Que tout homme desinteressé juge maintenant si le Parlement n'a pas eu grand sujet de faire faire justice du Roy pour toutes ses injustices & meschancetés cy-dessus mentionnées, & pour un grand nombre d'autres Crimes sans exemple, qu'il a commis, Et pour avoir tant de fois rompu & faulsé sa foy, ses serments & ses protestations, pour avoir respandu tant de sang, qui crie vengeance, en [Page 11] Irelande & en Angleterre, Et pour avoir esté la cause, que tant de Vefves, d'Orfelins, & de Peres & Meres ont versé des torrents de larmes, Et que des millions de ses bons Subjects ont esté ruinés.

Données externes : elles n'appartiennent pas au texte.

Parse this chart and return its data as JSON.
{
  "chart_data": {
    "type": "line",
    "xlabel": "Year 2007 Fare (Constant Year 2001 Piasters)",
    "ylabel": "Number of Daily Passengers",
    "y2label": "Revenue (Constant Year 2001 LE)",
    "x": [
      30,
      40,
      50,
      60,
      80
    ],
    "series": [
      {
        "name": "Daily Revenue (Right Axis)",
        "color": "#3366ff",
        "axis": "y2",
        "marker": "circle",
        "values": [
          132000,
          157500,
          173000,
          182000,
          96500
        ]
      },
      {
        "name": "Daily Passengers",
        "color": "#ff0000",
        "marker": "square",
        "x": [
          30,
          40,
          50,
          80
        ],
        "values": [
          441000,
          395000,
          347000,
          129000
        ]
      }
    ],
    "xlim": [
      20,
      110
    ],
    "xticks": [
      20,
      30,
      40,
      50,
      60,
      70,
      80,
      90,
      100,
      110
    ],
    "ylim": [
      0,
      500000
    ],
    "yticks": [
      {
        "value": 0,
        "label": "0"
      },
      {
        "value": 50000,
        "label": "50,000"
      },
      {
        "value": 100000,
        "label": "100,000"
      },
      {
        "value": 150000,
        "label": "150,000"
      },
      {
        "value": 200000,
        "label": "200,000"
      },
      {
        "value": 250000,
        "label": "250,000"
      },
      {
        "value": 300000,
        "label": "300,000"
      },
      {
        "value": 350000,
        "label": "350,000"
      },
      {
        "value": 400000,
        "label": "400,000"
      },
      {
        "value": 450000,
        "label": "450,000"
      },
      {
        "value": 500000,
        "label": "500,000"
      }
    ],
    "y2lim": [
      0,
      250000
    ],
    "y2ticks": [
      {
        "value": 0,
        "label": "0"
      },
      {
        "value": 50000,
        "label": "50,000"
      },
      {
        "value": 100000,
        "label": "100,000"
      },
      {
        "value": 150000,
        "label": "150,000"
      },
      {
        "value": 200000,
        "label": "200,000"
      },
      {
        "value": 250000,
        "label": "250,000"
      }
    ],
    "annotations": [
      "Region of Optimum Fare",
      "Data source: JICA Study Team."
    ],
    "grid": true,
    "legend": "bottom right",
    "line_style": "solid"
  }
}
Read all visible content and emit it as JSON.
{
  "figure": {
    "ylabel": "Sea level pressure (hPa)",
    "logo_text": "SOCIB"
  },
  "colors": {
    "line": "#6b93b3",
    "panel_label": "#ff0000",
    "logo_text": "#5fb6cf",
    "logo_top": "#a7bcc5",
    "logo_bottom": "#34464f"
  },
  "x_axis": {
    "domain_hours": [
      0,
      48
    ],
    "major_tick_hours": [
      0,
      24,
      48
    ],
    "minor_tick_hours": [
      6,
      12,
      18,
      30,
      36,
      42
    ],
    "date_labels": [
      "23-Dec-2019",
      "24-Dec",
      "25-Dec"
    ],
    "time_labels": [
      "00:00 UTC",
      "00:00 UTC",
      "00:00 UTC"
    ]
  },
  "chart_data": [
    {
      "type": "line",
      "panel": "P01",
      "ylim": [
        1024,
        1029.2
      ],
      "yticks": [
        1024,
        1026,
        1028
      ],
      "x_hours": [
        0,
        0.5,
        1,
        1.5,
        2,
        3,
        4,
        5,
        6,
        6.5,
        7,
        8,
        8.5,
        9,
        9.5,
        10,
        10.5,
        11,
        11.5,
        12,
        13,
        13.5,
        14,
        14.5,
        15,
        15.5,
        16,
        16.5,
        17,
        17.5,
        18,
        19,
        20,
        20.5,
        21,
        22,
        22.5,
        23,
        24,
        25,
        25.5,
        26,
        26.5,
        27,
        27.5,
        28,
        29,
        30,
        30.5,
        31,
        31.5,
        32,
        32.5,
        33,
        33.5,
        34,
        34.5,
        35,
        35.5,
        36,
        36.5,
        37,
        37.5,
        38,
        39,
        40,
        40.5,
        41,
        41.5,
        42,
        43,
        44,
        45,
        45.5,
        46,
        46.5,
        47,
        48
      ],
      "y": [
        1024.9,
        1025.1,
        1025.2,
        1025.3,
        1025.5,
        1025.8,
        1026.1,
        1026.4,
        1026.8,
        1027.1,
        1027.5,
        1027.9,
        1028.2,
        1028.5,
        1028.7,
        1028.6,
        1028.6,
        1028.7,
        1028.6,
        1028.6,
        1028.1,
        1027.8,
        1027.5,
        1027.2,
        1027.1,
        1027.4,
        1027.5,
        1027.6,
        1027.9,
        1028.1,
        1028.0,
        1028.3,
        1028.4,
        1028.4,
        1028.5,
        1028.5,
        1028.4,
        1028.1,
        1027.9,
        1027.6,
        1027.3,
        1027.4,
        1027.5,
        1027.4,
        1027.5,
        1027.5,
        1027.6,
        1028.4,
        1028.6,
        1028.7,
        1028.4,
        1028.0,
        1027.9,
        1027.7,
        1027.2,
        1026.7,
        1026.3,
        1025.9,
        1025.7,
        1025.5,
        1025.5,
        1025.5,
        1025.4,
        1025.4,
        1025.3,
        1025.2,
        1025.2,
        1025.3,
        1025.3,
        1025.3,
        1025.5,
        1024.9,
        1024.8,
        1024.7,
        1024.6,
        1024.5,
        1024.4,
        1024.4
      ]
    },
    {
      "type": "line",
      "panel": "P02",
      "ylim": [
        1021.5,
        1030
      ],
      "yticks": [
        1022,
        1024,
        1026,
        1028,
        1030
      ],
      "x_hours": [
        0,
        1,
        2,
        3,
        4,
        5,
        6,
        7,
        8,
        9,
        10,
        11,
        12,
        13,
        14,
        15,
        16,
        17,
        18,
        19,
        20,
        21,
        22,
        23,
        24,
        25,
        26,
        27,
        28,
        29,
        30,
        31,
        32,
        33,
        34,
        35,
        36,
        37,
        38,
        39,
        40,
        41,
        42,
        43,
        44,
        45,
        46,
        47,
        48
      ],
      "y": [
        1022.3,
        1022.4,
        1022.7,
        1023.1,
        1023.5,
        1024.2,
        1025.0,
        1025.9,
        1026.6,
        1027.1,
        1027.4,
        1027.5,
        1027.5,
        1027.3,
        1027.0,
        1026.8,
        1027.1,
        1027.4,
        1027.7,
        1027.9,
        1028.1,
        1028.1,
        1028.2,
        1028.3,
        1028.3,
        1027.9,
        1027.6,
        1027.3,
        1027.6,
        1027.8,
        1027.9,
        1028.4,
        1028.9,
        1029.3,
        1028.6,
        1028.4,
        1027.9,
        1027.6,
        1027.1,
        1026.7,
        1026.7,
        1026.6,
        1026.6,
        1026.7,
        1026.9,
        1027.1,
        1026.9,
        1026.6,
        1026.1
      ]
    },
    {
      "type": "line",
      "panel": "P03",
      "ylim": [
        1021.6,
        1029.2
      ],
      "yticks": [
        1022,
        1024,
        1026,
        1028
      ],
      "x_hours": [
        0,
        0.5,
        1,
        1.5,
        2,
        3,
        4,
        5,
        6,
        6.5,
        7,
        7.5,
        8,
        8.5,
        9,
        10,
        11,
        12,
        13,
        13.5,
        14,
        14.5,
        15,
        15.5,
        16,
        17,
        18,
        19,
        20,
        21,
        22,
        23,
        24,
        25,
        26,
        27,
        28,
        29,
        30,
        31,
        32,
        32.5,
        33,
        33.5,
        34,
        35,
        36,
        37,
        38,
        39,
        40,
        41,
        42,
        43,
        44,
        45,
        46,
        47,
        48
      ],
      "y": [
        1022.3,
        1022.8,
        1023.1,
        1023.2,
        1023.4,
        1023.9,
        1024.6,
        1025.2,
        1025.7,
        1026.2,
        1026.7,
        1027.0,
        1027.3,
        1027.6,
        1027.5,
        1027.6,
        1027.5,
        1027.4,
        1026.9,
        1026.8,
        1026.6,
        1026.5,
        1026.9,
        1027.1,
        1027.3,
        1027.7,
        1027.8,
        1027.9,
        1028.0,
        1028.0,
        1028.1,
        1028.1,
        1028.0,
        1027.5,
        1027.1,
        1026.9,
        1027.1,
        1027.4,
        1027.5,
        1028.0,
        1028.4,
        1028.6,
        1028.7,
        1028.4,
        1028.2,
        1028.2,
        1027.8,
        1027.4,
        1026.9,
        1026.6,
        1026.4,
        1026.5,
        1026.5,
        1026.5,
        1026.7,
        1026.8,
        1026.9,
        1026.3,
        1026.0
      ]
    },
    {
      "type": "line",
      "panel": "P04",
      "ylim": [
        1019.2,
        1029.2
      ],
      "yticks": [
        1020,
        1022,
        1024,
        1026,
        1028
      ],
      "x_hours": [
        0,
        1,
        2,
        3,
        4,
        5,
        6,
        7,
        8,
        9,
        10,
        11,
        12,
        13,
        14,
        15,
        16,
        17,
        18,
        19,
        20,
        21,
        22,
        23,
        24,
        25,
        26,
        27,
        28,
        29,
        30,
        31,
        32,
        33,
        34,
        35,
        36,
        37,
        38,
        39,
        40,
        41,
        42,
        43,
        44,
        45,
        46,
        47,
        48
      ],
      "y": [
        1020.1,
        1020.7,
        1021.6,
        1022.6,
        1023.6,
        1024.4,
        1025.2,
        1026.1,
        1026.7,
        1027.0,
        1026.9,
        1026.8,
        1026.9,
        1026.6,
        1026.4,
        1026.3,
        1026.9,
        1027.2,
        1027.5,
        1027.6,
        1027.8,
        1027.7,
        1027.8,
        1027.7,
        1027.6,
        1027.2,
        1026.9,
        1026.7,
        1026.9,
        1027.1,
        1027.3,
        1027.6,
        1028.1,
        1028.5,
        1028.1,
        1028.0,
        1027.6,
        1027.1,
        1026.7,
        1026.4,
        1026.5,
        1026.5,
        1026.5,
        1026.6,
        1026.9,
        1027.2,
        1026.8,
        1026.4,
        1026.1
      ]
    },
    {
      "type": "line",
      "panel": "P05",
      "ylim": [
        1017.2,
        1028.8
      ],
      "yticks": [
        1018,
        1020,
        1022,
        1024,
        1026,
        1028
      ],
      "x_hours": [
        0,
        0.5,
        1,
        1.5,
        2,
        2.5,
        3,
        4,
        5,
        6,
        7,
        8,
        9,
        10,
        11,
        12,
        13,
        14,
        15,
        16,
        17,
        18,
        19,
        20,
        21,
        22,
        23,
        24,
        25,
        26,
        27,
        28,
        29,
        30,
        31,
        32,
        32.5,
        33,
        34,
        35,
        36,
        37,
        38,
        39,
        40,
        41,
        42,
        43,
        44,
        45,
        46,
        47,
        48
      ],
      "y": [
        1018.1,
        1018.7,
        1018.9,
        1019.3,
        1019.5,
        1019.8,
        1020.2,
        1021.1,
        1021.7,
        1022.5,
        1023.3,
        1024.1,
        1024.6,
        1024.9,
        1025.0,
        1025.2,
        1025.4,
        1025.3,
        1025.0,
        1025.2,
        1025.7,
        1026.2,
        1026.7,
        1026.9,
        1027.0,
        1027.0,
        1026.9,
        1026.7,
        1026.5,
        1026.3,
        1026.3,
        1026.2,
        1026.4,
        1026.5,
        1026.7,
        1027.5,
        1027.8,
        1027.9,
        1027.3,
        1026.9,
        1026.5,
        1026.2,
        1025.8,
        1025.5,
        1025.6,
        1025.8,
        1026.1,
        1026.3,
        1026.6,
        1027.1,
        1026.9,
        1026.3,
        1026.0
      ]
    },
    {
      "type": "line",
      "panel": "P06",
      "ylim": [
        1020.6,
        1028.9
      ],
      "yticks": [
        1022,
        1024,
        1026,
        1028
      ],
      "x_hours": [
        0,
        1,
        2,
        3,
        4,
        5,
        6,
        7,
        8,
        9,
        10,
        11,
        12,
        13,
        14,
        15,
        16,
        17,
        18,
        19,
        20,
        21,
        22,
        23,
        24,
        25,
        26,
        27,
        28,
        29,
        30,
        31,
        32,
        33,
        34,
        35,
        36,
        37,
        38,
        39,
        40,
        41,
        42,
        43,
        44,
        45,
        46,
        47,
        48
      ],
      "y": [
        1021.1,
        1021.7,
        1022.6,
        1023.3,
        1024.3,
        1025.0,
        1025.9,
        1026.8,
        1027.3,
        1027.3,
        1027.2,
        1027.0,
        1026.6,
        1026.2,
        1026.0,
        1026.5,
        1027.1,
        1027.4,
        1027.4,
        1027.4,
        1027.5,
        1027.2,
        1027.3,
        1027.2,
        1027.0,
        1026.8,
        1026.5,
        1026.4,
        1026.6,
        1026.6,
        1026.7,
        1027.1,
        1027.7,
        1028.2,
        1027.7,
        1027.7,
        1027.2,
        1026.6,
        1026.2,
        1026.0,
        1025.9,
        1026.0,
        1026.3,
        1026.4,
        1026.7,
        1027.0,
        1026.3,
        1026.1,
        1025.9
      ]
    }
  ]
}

Mais on objectera peut estre, ce que le dernier Roy a souvent allegué, Que ceux qui sont en une si haute dignité, qu'estoit la sienne ne doivent rendre compte de leurs Acti­ons qu'à Dieu seul, duquel ils sont les Oincts. D'ou il sén­suivra que tous les hommes de ce Pays n'auroyent esté faicts, que pour ce seul homme, le Roy, pour en faire ce qu'il luy plairoit, comme s'ils n'avoyent esté tous creés à autre fin que pour satisfaire à ses plaisirs & à sa volonté & pour estre sacrifiés aux meschantes & perverses inten­tions d'un Tyran, Ce qu'on ne peut aisement croire avoir este ainsy ordonné de Dieu, qui punit, mais n'authorise & n'establit jamais l'injustice & l'oppression; Et lequel, comme il appert, a faict voir qu'il se tenoit offensé de ce que le Peuple luy demandoit un Roy, mais n'a jamais tesmoigné le moindre desplaisir, de ce qu'ils n'en avoyent point auparavant. Si on permettoit qu'un tel Officier se peust exempter de rendre compte, ce seroit souffrir un Monstre Estrange parmy les hommes; Mais cette doctrine là est mieux entendue du Siecle present, que de ceux qui sont passés & ne requiert pas qu'on insiste beaucoup à la refuter, se refutant assés d'elle mesme. Quand à la façon de parler, de les appeller Oincts. Il n'y a aucun habile Theologien, qui veuille maintenir, que ce tiltre se doive appliquer aux Rois d'Angleterre, cōme à ceux de Juda & d'Israel, ou plustost à un Roy qu'à tous les autres Magistrats & Serviteurs de Dieu; ou que ce paroles Ne touche point à mes Oincts fussent dictes des Rois, mais bien aux Rois, qui estoyent repris & blasmés, & ausquels il estoit enjoinct de ne faire aucun tort aux [Page 12] Prophetes & Saincts de Dieu, qui sont la signifiés par ses Oincts.

On fait une autre Objection, que c'est une chose sans exemple de faire venir un Roy en jugement & de le con­damner à mort. Si cela est sans exemple, les Crimes du dernier Roy l'estoyent aussy; Et certainement les Enfans d'Israel n'avoyent aucune Loy, ny aucun exemple pour punir les Benjamites pour avoir vilainement abusé de la femme du Levite, Et toutes fois Dieu advoüa l'action.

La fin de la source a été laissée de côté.